Now I have a date, an actual day that my daughter’s childhood will end. She will move into the University of Portland dorms on August 16th, assuming all goes as planned.
Today I was alone, changing the sheets on Bella’s bed, and without warning tears filled my eyes. How many times have I performed this mundane task and not particularly enjoyed it? Many times for sure, but today I savored it. As I pulled the sheets off her bed, I glanced around her room at the objects scattered about. Slipped between her National Honor Society certificate and her softball cleats are the ghosts of our past, real and imagined. There is a CD of songs she used to play to soothe herself at night when I began sleeping in another house on some nights of the week without her. There is an album of photographs from the various trips she took with other families, because ours had come apart, and I couldn’t give her some of the things I wanted her to have. I know I couldn’t have anyway. I know this, but it is still hard to reconcile.
A month or so ago I decided that I needed to allow myself to yield to every bit of the undeniable grief that is so ready to ooze out of me at the most unexpected moments. My theory is that when August comes, I will have grieved enough that I can let her go gracefully. She will leave whether I do this or not of course, it’s really about how comfortable the transition will be, for me, for her, and for the others around us.

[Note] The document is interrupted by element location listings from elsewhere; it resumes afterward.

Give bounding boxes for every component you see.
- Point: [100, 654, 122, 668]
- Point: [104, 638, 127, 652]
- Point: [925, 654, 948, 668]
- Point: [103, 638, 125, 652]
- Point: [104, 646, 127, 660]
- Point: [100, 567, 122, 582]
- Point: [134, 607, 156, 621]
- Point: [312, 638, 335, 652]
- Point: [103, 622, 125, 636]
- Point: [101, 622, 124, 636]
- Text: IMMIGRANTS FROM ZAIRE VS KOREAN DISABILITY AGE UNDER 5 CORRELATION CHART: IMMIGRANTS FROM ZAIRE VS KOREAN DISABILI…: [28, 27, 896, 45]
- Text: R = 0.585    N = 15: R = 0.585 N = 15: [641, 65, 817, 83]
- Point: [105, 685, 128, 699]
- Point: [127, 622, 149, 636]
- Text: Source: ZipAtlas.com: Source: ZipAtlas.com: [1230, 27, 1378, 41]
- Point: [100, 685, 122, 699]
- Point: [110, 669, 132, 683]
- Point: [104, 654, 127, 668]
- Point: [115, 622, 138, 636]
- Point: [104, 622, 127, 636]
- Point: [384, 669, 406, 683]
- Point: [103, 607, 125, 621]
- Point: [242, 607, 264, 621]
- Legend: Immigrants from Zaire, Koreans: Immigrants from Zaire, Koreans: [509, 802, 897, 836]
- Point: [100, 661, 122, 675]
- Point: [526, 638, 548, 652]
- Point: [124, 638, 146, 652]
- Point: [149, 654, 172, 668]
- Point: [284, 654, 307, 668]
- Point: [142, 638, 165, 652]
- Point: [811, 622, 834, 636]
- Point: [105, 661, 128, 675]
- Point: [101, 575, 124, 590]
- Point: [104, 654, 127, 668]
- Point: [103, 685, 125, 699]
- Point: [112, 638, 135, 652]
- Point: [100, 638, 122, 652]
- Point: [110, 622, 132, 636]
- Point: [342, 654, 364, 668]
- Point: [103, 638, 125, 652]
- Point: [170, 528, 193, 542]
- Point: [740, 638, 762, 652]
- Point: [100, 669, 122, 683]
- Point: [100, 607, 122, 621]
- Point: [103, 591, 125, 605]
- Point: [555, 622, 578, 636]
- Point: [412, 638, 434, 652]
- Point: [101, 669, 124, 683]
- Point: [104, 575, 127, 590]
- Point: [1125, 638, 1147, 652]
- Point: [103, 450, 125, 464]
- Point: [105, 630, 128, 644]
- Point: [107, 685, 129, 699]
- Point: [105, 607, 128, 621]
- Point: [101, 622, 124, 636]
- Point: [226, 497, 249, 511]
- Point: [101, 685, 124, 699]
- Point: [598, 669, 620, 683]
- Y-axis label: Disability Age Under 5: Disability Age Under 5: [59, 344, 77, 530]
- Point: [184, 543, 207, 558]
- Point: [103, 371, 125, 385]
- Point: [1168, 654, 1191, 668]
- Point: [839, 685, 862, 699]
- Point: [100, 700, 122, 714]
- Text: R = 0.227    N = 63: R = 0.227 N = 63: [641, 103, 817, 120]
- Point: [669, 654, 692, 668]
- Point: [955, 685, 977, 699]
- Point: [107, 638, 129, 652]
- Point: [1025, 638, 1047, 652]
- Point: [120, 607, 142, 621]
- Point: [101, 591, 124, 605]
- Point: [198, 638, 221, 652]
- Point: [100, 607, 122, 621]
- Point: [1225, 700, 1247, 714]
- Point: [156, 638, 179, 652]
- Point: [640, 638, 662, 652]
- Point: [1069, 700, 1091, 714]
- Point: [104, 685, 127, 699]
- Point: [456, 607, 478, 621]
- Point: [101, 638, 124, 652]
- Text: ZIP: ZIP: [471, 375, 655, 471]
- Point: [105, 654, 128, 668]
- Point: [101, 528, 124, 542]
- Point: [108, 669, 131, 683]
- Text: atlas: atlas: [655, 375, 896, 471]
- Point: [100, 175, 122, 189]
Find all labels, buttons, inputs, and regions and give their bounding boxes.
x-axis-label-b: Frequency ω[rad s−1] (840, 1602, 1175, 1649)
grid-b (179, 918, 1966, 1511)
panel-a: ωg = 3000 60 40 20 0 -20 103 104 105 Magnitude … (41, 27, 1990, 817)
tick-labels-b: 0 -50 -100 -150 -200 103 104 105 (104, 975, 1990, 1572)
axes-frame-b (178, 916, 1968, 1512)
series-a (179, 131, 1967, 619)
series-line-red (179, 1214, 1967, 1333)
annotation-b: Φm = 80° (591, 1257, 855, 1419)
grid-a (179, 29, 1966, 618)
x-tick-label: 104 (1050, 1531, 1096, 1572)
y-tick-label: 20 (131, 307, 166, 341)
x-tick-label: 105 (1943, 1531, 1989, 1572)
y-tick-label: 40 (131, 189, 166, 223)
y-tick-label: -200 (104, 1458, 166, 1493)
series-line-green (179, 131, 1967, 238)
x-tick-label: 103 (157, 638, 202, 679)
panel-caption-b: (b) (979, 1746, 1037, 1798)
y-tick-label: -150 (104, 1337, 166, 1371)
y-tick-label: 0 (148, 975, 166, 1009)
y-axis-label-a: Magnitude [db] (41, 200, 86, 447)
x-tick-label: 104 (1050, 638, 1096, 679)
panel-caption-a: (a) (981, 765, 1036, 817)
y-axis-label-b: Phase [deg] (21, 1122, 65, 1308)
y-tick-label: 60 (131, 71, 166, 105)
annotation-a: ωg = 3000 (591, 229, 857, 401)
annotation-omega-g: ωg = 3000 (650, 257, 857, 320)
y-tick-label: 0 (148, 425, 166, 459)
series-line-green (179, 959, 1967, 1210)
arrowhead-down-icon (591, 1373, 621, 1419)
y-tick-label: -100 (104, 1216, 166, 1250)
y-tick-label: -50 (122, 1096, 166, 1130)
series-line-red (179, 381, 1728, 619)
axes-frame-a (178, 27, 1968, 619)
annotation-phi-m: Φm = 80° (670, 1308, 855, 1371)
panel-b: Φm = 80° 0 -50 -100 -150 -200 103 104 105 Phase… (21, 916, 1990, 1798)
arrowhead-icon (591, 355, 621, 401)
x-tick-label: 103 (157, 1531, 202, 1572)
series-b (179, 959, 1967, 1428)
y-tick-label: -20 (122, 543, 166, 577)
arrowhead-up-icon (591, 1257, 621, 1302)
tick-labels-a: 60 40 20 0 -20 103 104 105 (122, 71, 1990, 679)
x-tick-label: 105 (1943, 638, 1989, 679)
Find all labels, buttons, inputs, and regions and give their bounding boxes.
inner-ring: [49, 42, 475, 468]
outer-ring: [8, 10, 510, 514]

For my first-born son, leaving the “nest” has been a protracted affair, fraught with challenges. His departure doesn’t seem to have prepared me at all for the way that Bella’s leaving is feeling so abrupt and delineated. For so many reasons, my process around his departure has been completely different from this one. He didn’t leave to go off to college, in fact, he left high school early and against all of his father’s and my best efforts to keep him there. After my children’s father and I split, he came and went from my house many times during his teen years, never really settling in. He lives in Seattle now and we talk nearly every day. He is slowly emerging from the cocoon of his adolescence, breaking his way out of it one day at a time, wet wings and all.
Transitions were never easy for him. In fact, as I wrote about in my very first post in this blog, he transitioned from the womb with some drama and resistance. His awe and bewilderment at being alive was clear from the moment he emerged. Newborn babies aren’t supposed to lift their heads up and look around the room with eyes wide-open, are they? In some strange way I have always felt that he held me responsible for having to be born. When he was a feisty three-year-old and Bella arrived on the scene and was content to sleep through the night from just a few weeks old, it began to dawn on me that some of what was going on with these kids had nothing to do with me. They were very different from one another with unique personalities and missions from day one, and my third child Nicky only confirmed this further.
After much struggle and many failed attempts to control my oldest child’s behavior, I’m learning to surrender, to detach with love, and of course this has informed the ways in which I’ve parented the other two. My first child taught me that any attempt to control him with willpower or force would be futile. He had way more time and energy than I did, and he was willing to teach me that again and again in the service of his own autonomy and freedom.
Bella was different. She hardly resisted, whether it was sleep, school, or nearly any other endeavor. She transitioned easily from one thing to the next, and if she’d been my only child I would’ve believed I was some kind of genius parent from day one. I can only take so much credit for her apparent successes. I know that I have been a strong support to her, but again, much of her destiny is driven by something mysterious inside her.
The divorce was a transition she couldn’t enjoy with her normal gusto, but it was one which made her stronger, more independent and resourceful, and in a sense, I can’t really judge it at all. It happened, we navigated it, many do. We have all moved forward and onward with our precious lives. No doubt she will have some work to do around her childhood in her own time and in her own way, some further processing perhaps, but don’t we all?
So with this departure, it is feeling much different. It is a cleaner and easier transition than her older brother’s has been because I know where she’s going, and it will likely be a good place for her. She won’t be couch surfing. She probably won’t be cold, hungry, or riding a Metro bus all night long. She won’t be leaving on an angry note, nor will she be leaving with no plan in place and nowhere to go. And of course, she’ll be back, she’ll only be three hours away, and if I want to, I can drop everything and drive down and see her.
It’s just that I can’t believe how fast it’s gone, and how much I still want to do with her. It’s hard to think of her tiny body bundled up in a fleece sleeper next to me in the bed, the sweet smell of her skin and hair, and how I felt it would last forever then. Her childhood a gift to me, uncomplicated, happy, enthusiastic, and complete enough for this transition. There is nothing to “make up”, nothing I should have done but didn’t, perhaps any more than there was with her older brother. I did the best I could with what I had available, and I continue to, learning from my mistakes just as they do. The only thing that will never change is my unconditional, unwavering love for them, no matter where they are in this world or in the next. To leave that behind is a transition they will never have to make.